On August 17, 2018, Chief Minister N. Chandrababu Naidu stood before an audience at Bombay Stock Exchange and stated that Amaravati’s full development would require an investment of USD 2 to 4 trillion a figure that, converted to rupees, lands somewhere between Rs. 1,66,00,000 crore and Rs. 3,32,00,000 crore. It is by any measure, an astronomical sum and close to India’s entire GDP. It dwarfs the annual budgets of most nations.
Today, the same Chief Minister routinely describes Amaravati as a self-sustaining capital that will not burden the state’s finances. Both statements cannot be true and the people of Andhra Pradesh deserve to know which one is true.
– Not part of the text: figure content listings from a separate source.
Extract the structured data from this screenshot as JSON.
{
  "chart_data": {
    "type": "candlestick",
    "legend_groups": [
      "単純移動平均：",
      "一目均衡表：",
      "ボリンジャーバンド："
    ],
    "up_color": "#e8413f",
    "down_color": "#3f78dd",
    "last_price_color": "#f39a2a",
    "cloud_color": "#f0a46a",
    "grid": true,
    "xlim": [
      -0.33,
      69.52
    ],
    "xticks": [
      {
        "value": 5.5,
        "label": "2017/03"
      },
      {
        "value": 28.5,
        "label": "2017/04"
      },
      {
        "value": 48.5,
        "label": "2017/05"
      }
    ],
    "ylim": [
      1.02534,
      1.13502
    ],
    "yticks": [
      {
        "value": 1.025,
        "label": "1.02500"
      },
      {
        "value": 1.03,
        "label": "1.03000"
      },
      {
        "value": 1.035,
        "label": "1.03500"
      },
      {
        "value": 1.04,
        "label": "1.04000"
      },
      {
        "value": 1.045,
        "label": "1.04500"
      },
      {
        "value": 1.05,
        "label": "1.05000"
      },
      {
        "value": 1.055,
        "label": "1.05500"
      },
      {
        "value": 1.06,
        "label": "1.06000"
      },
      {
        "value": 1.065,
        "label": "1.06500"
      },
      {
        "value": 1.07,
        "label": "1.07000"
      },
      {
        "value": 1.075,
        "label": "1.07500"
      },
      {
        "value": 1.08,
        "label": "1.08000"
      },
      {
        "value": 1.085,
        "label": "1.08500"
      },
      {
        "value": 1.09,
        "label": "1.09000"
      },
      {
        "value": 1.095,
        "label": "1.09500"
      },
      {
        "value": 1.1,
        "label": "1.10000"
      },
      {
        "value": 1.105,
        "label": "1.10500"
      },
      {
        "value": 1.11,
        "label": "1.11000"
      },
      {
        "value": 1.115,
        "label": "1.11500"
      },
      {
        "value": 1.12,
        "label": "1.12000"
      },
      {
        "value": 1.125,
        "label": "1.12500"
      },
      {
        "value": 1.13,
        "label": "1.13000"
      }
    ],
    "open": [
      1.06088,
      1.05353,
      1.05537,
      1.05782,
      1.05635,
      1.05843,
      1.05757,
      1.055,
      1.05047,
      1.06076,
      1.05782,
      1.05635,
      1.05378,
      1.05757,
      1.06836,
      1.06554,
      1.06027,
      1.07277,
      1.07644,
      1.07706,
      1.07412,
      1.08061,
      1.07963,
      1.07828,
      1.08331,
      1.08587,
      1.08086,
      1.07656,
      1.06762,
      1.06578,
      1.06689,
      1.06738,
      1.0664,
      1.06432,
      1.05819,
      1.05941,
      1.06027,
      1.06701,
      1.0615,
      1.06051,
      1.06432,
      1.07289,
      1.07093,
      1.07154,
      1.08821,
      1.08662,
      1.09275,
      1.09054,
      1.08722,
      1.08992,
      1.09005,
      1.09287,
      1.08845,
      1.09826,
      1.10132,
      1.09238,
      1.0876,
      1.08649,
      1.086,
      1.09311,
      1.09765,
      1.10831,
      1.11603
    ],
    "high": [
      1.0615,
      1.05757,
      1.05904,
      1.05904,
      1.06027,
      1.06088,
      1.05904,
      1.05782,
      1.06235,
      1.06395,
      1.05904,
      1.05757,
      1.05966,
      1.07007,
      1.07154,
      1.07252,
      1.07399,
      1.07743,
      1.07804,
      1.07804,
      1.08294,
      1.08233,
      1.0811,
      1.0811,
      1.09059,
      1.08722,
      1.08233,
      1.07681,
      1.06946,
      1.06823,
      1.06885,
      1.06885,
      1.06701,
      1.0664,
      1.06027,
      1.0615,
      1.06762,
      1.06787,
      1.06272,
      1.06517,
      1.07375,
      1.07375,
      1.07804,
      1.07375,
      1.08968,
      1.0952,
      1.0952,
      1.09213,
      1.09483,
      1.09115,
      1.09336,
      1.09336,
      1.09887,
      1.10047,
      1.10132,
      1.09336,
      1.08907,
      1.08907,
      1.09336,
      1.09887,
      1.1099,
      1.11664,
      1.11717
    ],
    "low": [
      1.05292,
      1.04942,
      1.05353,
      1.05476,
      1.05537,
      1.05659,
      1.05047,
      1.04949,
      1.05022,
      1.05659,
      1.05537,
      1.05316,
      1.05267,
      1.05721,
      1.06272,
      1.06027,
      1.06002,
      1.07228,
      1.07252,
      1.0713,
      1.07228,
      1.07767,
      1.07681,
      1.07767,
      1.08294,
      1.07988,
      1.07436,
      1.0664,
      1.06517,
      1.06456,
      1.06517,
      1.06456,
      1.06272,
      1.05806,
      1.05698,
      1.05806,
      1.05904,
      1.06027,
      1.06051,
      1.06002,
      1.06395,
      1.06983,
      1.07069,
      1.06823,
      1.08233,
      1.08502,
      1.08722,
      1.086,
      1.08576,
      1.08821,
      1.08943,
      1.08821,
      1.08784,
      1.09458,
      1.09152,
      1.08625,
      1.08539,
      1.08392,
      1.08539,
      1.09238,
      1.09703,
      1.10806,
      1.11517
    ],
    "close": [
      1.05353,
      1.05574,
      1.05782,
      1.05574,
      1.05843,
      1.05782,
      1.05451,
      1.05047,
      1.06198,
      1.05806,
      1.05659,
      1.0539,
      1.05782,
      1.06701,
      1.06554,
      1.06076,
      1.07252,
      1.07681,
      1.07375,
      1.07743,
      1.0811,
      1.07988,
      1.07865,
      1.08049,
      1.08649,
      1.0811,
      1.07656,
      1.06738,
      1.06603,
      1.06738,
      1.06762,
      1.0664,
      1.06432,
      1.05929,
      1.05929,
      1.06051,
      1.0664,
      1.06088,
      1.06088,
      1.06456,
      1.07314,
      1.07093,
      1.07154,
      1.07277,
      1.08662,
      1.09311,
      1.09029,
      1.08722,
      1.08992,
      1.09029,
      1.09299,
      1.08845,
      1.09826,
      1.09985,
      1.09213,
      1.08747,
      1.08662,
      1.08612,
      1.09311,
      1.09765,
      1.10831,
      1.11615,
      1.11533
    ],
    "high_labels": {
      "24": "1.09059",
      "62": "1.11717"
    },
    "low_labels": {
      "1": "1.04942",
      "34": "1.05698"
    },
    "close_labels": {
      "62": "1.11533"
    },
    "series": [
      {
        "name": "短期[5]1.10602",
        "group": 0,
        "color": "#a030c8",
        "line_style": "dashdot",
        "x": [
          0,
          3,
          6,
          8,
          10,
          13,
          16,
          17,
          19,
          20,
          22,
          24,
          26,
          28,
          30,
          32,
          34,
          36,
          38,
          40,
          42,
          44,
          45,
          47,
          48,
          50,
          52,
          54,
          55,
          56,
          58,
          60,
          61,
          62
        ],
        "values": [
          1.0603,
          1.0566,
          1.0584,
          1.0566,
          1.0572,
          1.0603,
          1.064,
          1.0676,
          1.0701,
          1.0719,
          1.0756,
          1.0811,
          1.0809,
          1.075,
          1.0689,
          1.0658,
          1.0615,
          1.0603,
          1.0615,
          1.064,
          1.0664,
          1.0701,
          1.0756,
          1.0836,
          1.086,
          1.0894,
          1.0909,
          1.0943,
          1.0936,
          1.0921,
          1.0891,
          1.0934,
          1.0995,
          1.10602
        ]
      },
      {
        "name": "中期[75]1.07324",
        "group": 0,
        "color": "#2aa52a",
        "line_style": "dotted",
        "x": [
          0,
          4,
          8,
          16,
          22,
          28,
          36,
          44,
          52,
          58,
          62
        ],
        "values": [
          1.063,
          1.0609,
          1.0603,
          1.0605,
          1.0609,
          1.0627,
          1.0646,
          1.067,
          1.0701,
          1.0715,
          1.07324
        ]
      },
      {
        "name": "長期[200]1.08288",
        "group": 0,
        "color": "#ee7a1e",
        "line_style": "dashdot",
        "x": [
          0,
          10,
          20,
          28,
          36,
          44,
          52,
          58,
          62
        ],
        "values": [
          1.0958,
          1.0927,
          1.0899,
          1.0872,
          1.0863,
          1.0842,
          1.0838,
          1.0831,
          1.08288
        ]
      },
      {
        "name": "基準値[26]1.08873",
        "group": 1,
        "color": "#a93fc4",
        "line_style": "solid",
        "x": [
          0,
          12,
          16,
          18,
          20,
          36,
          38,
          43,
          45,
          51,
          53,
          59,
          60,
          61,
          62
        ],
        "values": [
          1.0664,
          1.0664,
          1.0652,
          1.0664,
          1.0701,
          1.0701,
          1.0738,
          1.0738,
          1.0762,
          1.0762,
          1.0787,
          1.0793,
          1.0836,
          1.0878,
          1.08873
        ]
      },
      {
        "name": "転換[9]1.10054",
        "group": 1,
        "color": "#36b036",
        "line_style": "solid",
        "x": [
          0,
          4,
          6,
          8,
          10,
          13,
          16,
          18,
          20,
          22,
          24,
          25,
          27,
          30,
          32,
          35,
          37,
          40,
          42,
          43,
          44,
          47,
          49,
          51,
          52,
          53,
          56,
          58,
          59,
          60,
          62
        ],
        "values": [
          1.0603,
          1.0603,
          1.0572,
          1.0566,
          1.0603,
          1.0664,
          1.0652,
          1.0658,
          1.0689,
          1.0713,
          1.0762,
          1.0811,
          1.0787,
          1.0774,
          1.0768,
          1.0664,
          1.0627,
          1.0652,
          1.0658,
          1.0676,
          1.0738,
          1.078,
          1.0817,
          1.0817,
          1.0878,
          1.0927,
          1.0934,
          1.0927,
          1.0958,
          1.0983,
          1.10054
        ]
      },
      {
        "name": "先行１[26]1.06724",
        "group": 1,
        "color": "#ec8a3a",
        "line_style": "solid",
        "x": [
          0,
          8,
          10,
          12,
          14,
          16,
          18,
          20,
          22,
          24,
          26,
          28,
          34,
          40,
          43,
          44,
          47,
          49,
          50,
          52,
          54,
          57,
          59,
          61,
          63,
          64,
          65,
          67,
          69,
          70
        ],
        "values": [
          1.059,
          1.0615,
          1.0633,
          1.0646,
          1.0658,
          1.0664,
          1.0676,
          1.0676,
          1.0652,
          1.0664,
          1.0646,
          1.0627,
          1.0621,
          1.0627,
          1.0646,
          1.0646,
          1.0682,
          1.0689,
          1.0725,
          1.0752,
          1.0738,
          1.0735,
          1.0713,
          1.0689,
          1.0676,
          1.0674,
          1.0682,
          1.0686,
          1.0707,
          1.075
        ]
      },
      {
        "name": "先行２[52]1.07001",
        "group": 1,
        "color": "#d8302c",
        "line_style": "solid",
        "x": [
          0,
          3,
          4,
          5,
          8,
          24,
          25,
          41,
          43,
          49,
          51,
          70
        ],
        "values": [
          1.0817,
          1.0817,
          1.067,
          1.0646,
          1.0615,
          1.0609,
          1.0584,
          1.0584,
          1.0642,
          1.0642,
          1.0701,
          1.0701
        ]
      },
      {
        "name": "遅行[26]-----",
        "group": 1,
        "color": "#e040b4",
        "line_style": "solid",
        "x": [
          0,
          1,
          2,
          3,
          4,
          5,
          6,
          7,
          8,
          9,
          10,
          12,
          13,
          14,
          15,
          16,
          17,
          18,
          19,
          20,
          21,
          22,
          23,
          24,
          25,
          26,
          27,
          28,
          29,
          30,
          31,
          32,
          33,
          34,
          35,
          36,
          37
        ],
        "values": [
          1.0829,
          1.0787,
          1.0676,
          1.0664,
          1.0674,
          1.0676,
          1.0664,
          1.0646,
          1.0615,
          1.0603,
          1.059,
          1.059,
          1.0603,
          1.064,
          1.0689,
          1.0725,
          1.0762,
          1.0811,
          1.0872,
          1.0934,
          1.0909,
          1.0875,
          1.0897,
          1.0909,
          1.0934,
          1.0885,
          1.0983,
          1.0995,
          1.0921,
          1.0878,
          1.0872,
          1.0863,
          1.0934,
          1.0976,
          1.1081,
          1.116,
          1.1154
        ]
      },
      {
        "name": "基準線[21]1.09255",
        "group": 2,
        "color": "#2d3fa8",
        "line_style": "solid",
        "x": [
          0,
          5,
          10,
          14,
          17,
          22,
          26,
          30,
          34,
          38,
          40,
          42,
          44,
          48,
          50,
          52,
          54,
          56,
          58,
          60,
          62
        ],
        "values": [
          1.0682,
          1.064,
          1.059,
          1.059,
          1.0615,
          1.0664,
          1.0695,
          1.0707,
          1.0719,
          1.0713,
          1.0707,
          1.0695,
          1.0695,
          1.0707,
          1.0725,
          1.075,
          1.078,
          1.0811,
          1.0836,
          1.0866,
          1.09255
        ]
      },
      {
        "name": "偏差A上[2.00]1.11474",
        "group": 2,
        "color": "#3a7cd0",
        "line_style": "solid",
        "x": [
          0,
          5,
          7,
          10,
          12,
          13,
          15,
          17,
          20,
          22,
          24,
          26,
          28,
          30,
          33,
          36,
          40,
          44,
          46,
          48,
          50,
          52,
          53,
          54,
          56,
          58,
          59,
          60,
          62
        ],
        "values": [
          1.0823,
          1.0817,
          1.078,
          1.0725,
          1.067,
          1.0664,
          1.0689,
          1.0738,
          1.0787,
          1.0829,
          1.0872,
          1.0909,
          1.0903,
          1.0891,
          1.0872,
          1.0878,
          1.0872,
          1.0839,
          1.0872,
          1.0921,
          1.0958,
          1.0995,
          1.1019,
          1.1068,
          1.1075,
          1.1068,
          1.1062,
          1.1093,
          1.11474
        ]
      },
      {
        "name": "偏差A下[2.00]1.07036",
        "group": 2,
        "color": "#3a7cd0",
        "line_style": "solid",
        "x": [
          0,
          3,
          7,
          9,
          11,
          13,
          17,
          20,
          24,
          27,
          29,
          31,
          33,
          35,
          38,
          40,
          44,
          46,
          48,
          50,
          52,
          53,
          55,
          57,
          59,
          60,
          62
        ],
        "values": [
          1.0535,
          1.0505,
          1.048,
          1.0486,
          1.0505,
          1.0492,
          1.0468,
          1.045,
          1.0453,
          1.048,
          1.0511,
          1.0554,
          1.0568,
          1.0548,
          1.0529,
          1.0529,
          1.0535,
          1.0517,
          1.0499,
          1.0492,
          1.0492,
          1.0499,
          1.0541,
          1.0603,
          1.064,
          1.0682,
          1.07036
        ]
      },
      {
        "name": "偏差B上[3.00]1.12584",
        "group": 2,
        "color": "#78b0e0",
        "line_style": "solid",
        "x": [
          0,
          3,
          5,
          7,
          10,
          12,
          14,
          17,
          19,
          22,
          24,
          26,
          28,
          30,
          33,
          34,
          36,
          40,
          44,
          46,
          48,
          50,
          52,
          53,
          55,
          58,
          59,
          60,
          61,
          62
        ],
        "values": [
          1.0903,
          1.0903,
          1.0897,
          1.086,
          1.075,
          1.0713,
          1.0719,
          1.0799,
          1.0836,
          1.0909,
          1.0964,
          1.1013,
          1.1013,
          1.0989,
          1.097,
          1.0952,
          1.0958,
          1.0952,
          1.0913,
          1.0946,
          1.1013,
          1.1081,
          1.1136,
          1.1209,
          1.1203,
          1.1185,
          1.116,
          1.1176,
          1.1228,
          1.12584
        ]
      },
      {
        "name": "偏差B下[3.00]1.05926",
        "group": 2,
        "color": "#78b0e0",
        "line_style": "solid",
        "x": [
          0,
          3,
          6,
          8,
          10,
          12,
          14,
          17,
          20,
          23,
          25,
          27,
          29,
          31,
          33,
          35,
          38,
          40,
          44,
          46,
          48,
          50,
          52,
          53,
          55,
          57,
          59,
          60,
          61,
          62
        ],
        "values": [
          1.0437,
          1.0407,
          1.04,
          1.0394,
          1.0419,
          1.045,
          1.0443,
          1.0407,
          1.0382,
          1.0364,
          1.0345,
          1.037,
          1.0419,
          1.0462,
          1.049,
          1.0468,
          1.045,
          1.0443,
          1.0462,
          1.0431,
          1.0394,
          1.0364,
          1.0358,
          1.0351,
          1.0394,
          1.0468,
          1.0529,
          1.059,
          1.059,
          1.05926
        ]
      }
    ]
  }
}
The state government is already bearing significant direct costs like CRDA’s infrastructure expenditure, annuity payments to land-pooling farmers, administrative machinery, international consultancy fees, and judicial costs from the multiple litigations surrounding the project, which are recurring and growing obligations. Now with a second phase of land pooling now on the table, land prices that have risen sharply since 2015, the government’s direct financial exposure is expanding precisely as the state carries one of the highest fiscal deficits among Indian states 4.4% to 5% of GSDP, exceeding FRBM fiscal target of 4%.
The question is not whether Amaravati is a worthy vision. Cities of ambition have always required investment. The question is whether the state’s finances can sustain this vision at this pace, at this scale, and at this moment and whether State is being dragged in to Debt Trap.